Title GENOMIC, CELLULAR AND DEVELOPMENTAL RECONSTRUCTION OF
Acronym INFANTLEUKEMIA
Website http://www.carrerasresearch.org/en/
Start date 2015-09-01
End date 2020-09-01
Sponsor European Research Council - Consolidator Grant (ERC-CoG)

Associated cell lines

Project Description

Infant cancer is very distinct to adult cancer and it is progressively seen as a developmental disease. An intriguing infant cancer is the t(4;11) acute lymphoblastic leukemia (ALL) characterized by the hallmark rearrangement MLL-AF4 (MA4), and associated with dismal prognosis. The 100% concordance in twins and its prenatal onset suggest an extremely rapid disease progression.

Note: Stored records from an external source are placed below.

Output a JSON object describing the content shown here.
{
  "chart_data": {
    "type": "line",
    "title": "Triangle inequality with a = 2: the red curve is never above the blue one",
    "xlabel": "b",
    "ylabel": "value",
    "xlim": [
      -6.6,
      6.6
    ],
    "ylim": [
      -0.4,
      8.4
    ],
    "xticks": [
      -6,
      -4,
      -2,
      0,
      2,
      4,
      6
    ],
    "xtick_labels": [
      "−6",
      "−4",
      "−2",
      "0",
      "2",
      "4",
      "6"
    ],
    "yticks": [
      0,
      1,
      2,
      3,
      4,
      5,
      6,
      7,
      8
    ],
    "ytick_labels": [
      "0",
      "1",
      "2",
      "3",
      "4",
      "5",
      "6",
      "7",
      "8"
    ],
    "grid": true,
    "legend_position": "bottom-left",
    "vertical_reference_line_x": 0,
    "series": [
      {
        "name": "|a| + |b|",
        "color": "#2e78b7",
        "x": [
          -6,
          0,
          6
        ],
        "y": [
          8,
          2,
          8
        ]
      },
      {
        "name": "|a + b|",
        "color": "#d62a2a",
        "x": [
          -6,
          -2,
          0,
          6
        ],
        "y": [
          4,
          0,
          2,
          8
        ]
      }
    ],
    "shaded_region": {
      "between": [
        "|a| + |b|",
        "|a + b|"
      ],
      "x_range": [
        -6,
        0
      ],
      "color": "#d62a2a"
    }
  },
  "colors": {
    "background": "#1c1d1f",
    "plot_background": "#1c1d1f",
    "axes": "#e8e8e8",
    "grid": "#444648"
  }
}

Many key issues remain elusive:  Is MA4 leukemogenic?  Which are other relevant oncogenic drivers?  Which is the nature of the cell transformed by MA4?  Which is the leukemia-initiating cell (LIC)?  Does this ALL follow a hierarchical or stochastic cancer model?  How to explain therapy resistance and CNS involvement?  To what extent do genetics vs epigenetics contribute this ALL?  These questions remain a challenge due to: 1) the absence of prospective studies on diagnostic/remission-matched samples, 2) the lack of models which faithfully reproduce the disease and 3) a surprising genomic stability of this ALL. I hypothesize that a Multilayer-Omics to function approach in patient blasts and early human hematopoietic stem/progenitor cells (HSPC) is required to fully scrutinize the biology underlying this life-threatening leukemia. I will perform genome-wide studies on the mutational landscape, DNA and H3K79 methylation profiles, and transcriptome on a uniquely available, large cohort of diagnostic/remission-matched samples. Omics data integration will provide unprecedented information about oncogenic drivers which must be analyzed in ground-breaking functional assays using patient blasts and early HSPCs carrying a CRISPR/Cas9-mediated locus/allele-specific t(4;11). Serial xenografts combined with exome-seq in paired diagnostic samples and xenografts will identify the LIC and determine whether variegated genetics may underlie clonal functional heterogeneity. This project will provide a precise understanding and a disease model for MA4+ ALL, offering a platform for new treatment strategies.